A new investment fund by a Vancouver-based venture capital group and an alliance of robotics professionals in the Netherlands plan to invest €100 million ($113.6 million) into robo-startups around the world, according to a joint statement this past week.

The RoboValley Fund, named after the RoboValley Innovation Hub located near the Hague leading the charge, will likely focus on seed and early stage funding. RoboValley touts 170 members from a variety of AI and robotics-related disciplines and is based out of the Delft University of Technology. The investment strategy will be managed and led by Chrysalix Venture Capital.

According to Markets and Markets, the industrial robotics market is predicted to reach a value of nearly $80 billion by 2022.

“Robotics is predicted to be the next big step in the digital revolution having an unprecedented impact on the way that we live, and provides an answer to some of the grand challenges of the 21st century,” said RoboValley’s managing director, Arie van den Ende. “Together with Chrysalix long-standing expertise in commercializing early stage industrial innovations, the RoboValley Fund will bring much needed capital and accelerated paths to market for our most promising next generation robotics technologies.”

Investors see energy benefits from robots automating factory jobs

Chrysalix focuses on industrial and alternative energy technologies. The former seems the clear reason for backing this new fund. A growing catharsis for economy planners is the increasing reliance on automation at factories, eliminating thousands of manufacturing jobs.

That issue was brought into stark relief by Foxconn’s announcement that it would cut 60,000 manufacturing jobs in favor of robotic assembly. The phenomenon is also leading some Silicon Valley firms like Y Combinator to research “basic income,” anticipating that many blue-collar workers won’t be able to find new work in a new economy.

“Global technology in robotics is advancing very quickly yet today there is no international pure-play venture capital fund focused on robotics and so closely aligned with a robotics ecosystem,” said RoboValley Fund Managing Partner Mike Sherman in a press release. “Many breakthrough technologies are stranded in universities and national labs with insufficient early-stage funding available to help them commercialize and scale.”

Sherman is referring to “technology transfer,” i.e. getting new tech out of development and niche use stages and bringing them to a wider general market.

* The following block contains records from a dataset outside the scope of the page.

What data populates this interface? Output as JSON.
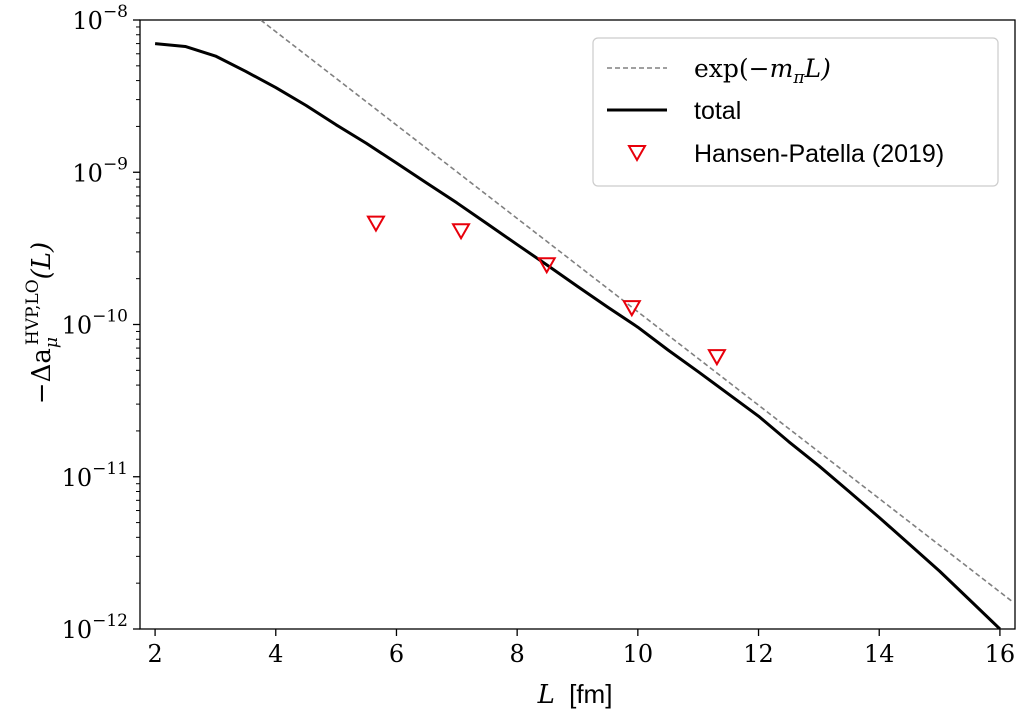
{
  "chart_data": {
    "type": "line",
    "xlabel": "L [fm]",
    "xlabel_var": "L",
    "xlabel_unit": "[fm]",
    "ylabel": "−Δa_μ^{HVP,LO}(L)",
    "ylabel_main": "−Δa",
    "ylabel_sub": "μ",
    "ylabel_sup": "HVP,LO",
    "ylabel_arg": "(L)",
    "xlim": [
      1.75,
      16.25
    ],
    "ylim": [
      1e-12,
      1e-08
    ],
    "yscale": "log",
    "xticks": [
      2,
      4,
      6,
      8,
      10,
      12,
      14,
      16
    ],
    "xtick_labels": [
      "2",
      "4",
      "6",
      "8",
      "10",
      "12",
      "14",
      "16"
    ],
    "yticks": [
      1e-12,
      1e-11,
      1e-10,
      1e-09,
      1e-08
    ],
    "ytick_labels": [
      {
        "base": "10",
        "exp": "−12"
      },
      {
        "base": "10",
        "exp": "−11"
      },
      {
        "base": "10",
        "exp": "−10"
      },
      {
        "base": "10",
        "exp": "−9"
      },
      {
        "base": "10",
        "exp": "−8"
      }
    ],
    "grid": false,
    "legend_position": "top-right",
    "series": [
      {
        "name": "exp(−m_π L)",
        "legend_plain": "exp(",
        "legend_math": "−m",
        "legend_sub": "π",
        "legend_tail": "L)",
        "style": "dashed",
        "color": "#808080",
        "x": [
          3.75,
          16.2
        ],
        "y": [
          1e-08,
          1.52e-12
        ]
      },
      {
        "name": "total",
        "style": "solid",
        "color": "#000000",
        "x": [
          2.0,
          2.5,
          3.0,
          3.5,
          4.0,
          4.5,
          5.0,
          5.5,
          6.0,
          6.5,
          7.0,
          7.5,
          8.0,
          8.5,
          9.0,
          9.5,
          10.0,
          10.5,
          11.0,
          11.5,
          12.0,
          12.5,
          13.0,
          13.5,
          14.0,
          14.5,
          15.0,
          15.5,
          16.0
        ],
        "y": [
          7e-09,
          6.7e-09,
          5.8e-09,
          4.6e-09,
          3.6e-09,
          2.75e-09,
          2.05e-09,
          1.55e-09,
          1.15e-09,
          8.5e-10,
          6.3e-10,
          4.6e-10,
          3.35e-10,
          2.45e-10,
          1.78e-10,
          1.3e-10,
          9.6e-11,
          6.8e-11,
          4.9e-11,
          3.5e-11,
          2.5e-11,
          1.7e-11,
          1.18e-11,
          8e-12,
          5.4e-12,
          3.6e-12,
          2.4e-12,
          1.55e-12,
          1e-12
        ]
      },
      {
        "name": "Hansen-Patella (2019)",
        "style": "marker",
        "marker": "triangle-down",
        "color": "#e8000b",
        "x": [
          5.66,
          7.07,
          8.49,
          9.9,
          11.31
        ],
        "y": [
          4.6e-10,
          4.1e-10,
          2.45e-10,
          1.28e-10,
          6.1e-11
        ]
      }
    ]
  }
}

An example of a wider concerted effort at such adaptation is the European Space Agency’s network of incubators for startups built on transferred technology that are spinning it for consumer applications.

Sherman noted that, “RoboValley and Delft University of Technology have an outstanding reputation for being on the cutting edge of modern robotics research and development, with exclusive access to emerging technologies as well as leading professors and industry experts worldwide, and we are pleased to be partnered with them on this new fund.”